Saturday, October 29, 2011

Siena, Italy

After San Gimignano, our second stop of the day was Siena. During the Middle Ages it was an independent city-state until it was defeated by Florence. Afterwards, for a few hundred years, it was so poor that it could not afford to tear down its medieval buildings and replace them with more modern ones. Today, it is a beautifully preserved city right in the heart of Tuscany. Siena was built on three hills, has winding cobbled streets, and is more or less still surrounded by 13th century walls. The historic center was declared a UNESCO Word Heritage site.

The Piazza del Campo is one of the greatest medieval squares in Europe. It is shaped like a shell with scalloped edges. This is where the Palazzo Publico (city hall) and the Torre del Mangia are. At 102 meters (334 feet), the bell tower is the city's second tallest structure. When it was built in 1848 it was the exact same height of the Duomo to show that the state and church had equal amounts of power. We wanted to visit the tower but unfortunately we got there right after it closed. Next time.

The white marble Fonte Gaia (Fountain of Joy) was built in 1419. The original is in a museum somewhere in the city. However, the fountain in the square, which all of the tourists take pictures of, is an exact replica of the original from the mid-19th century.
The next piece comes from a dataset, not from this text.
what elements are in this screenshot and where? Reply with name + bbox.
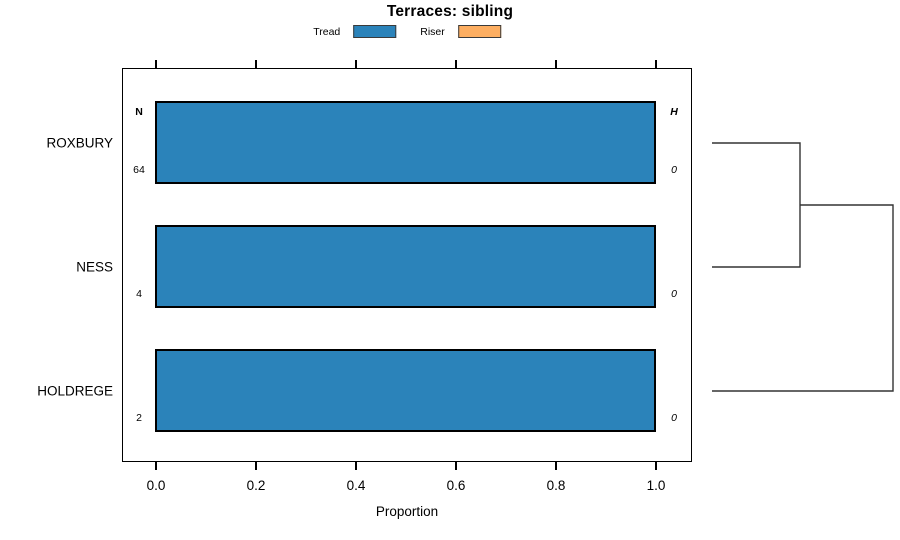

The Cathedrale di Santa Maria is Siena's cathedral and is simply called Duomo. It was completed in the 13th century. In the 14th century, work began to make the Duomo as grand as St. Peter's Basilica in Rome. However, the plague put an end to that effort in 1348.

It is gorgeous!!
The façade is white, red and a dark greenish-black marble. The interior has the same greenish-black and white marble. The main attraction inside is the marble inlaid floor with ornate mosaics that cover the entire floor.

Inside is the Piccolomini Library with beautiful frescoes and old choir books.

Il Battistero di San Giovanni
is the baptistery. The 14th century building is right behind Il Duomo.

During the Middle Ages, Italian cities were made of districts/wards called contrade. Siena used to have 59 contrade but consolidation over time has left the city with 17. Each of the 17 contrade has its own name, coat of arms, traditional colors, etc.

Siena is best known for the Palio a horse race that is held twice a year on July 2nd and August 16th. Ten horses and riders, dressed in the colors of each respective contrada, race against each other. The race is bareback, three times around the Piazza del Campo and lasts about 90 seconds.

Only 10 of the 17 contrade get to participate in each race. The honor goes to the seven that didn't get to ride in the previous Palio and three more chosen in a drawing. I've heard that the pageantry and rivalries between the contrade are not to be missed. Who knows? Maybe one day I'll be back in Siena again on a July 2nd or August 16th.

It was 72 km (~45 miles) from Siena to Florence. The drive through Tuscany this afternoon was so beautiful!!